The use of digital pathology tools, such as HALO software, for objective morphometric analysis provides a reproducible and scalable method to quantify immune markers in KS tissue. This approach is especially valuable in resource-limited settings like the DRC, where conventional histopathological evaluation may be constrained by workload and expertise shortages [9]. Digital morphometry may also facilitate longitudinal monitoring of treatment response and disease progression.
Limitations of this study include the relatively small sample size and the uneven distribution of cases between eastern and western DRC, which may affect the generalizability of regional comparisons.
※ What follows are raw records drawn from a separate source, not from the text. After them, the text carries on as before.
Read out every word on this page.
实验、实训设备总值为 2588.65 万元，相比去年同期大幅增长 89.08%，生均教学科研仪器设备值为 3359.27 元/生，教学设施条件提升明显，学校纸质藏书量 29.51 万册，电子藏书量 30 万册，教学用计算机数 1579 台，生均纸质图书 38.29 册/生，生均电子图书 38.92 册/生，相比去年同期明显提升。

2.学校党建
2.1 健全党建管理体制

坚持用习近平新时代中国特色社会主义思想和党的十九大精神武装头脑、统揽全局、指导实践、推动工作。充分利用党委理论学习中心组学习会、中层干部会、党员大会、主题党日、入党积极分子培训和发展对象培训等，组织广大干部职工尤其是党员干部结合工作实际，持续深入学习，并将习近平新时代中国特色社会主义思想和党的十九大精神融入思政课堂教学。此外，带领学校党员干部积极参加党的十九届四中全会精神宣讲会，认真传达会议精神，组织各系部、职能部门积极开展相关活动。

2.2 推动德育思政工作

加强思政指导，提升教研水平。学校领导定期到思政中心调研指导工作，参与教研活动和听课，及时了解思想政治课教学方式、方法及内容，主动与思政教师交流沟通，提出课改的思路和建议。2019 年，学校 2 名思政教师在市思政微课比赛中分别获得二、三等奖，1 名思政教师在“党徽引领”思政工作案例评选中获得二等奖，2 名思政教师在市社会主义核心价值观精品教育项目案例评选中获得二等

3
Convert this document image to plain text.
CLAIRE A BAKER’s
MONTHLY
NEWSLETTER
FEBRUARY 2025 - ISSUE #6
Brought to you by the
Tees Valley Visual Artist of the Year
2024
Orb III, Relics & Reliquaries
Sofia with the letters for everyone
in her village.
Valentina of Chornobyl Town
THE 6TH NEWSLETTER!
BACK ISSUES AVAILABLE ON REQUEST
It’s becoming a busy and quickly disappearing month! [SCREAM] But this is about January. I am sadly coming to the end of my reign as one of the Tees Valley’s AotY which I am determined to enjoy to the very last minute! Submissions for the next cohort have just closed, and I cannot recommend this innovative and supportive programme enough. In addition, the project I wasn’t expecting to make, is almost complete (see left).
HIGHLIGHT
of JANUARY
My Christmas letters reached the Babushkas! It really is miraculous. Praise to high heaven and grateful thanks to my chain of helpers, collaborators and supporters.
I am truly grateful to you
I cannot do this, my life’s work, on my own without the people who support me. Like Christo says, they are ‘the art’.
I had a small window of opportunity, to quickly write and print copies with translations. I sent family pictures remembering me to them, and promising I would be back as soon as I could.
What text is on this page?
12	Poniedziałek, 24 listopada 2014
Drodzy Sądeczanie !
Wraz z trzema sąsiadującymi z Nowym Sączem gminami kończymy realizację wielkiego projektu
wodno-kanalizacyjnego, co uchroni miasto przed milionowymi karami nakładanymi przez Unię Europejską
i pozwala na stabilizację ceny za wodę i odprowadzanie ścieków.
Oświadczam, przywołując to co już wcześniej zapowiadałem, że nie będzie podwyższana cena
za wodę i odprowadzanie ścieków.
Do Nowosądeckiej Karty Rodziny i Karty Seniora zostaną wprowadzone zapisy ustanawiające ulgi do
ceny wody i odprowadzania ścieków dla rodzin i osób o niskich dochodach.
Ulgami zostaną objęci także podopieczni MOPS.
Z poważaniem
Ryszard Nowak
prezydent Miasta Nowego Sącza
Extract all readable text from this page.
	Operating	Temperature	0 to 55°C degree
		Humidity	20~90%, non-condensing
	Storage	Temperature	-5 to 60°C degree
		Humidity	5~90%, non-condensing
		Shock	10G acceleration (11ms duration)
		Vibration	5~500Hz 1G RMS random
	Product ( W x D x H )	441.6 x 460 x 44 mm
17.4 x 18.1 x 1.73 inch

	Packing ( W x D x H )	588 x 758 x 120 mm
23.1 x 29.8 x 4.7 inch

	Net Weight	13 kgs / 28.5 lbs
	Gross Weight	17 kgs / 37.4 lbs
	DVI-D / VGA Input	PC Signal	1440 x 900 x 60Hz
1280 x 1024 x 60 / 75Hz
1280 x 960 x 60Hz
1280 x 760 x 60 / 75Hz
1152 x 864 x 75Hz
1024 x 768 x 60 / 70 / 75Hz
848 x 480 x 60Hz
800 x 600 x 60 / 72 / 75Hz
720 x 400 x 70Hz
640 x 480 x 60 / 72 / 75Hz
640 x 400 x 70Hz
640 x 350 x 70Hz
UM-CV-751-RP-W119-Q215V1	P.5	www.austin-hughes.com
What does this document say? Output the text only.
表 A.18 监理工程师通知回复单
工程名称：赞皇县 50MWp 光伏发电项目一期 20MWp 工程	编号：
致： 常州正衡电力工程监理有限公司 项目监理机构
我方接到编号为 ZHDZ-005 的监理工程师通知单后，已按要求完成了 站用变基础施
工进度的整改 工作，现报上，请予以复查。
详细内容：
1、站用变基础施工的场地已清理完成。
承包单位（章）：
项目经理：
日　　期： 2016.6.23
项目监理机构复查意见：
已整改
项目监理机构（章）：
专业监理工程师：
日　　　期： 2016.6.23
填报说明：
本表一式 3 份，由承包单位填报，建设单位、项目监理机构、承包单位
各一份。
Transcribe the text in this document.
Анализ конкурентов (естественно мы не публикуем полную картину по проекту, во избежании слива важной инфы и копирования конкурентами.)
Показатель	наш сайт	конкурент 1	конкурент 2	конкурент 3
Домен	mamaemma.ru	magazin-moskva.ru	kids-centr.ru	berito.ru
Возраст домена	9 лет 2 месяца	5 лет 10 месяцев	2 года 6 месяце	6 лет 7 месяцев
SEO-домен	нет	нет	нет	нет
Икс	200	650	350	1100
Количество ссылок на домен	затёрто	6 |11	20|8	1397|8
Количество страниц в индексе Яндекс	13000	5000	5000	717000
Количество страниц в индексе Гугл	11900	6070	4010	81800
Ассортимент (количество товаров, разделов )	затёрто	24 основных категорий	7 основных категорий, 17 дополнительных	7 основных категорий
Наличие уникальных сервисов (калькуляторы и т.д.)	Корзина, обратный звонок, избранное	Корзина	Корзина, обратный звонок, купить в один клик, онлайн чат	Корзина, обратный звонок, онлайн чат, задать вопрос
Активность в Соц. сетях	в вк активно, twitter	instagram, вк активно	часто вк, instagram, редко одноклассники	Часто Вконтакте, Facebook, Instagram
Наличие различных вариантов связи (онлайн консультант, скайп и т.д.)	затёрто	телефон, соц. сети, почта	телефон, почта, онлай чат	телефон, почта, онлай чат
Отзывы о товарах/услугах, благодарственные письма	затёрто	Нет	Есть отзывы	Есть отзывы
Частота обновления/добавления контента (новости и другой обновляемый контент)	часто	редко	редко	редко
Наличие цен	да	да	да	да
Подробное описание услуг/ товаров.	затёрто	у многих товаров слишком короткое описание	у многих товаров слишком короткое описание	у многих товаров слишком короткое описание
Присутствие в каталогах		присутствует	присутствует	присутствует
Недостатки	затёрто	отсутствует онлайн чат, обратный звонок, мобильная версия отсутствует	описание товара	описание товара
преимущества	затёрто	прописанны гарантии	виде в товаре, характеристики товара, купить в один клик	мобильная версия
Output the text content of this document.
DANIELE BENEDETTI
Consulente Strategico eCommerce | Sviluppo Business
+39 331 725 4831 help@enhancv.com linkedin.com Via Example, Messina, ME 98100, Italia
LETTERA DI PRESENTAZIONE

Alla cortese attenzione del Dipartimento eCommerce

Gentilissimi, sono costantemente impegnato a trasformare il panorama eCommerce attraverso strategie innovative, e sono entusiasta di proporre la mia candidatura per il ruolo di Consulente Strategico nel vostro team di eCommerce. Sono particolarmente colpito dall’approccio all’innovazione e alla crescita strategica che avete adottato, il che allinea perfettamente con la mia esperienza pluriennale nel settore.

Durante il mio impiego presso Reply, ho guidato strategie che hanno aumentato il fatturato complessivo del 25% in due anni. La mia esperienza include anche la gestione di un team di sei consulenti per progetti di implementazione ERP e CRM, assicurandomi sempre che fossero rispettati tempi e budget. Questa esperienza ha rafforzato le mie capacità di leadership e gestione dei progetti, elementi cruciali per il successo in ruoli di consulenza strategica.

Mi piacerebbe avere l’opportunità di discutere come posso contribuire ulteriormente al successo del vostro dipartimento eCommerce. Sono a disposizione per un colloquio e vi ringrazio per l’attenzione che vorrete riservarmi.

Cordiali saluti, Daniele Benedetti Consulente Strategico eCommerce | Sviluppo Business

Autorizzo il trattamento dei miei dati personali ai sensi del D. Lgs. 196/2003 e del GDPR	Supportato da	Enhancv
Additionally, while immunohistochemistry and qPCR provide valuable insights, functional assays assessing immune cell activity and viral gene expression dynamics would further deepen understanding of KS pathogenesis [9].
Future research should expand cohort size, include longitudinal patient follow-up, and integrate additional molecular markers, such as lytic cycle proteins and cytokine profiles. Investigating the impact of ART adherence and HIV viral load on KS lesion characteristics would also be beneficial [11] [12]. Ultimately, comprehensive molecular and immunological profiling can improve KS management in endemic areas, potentially reducing morbidity and mortality associated with this malignancy [9].
5. Conclusion
This study demonstrates that combined molecular analysis of HHV-8 ORF73 and digital morphometric assessment of immune markers provides a robust approach to characterizing Kaposi’s sarcoma. In contrast, these methods offer a practical framework for detailed tumor profiling; however, their implementation in resource-limited settings may face challenges, including the high cost of qPCR reagents and equipment, the need for regular instrument maintenance, and the requirement for specialized technical training. Future efforts should focus on developing cost-effective protocols, simplified digital pathology workflows, and targeted capacity-building programs to enhance accessibility and sustainability in low-resource environments.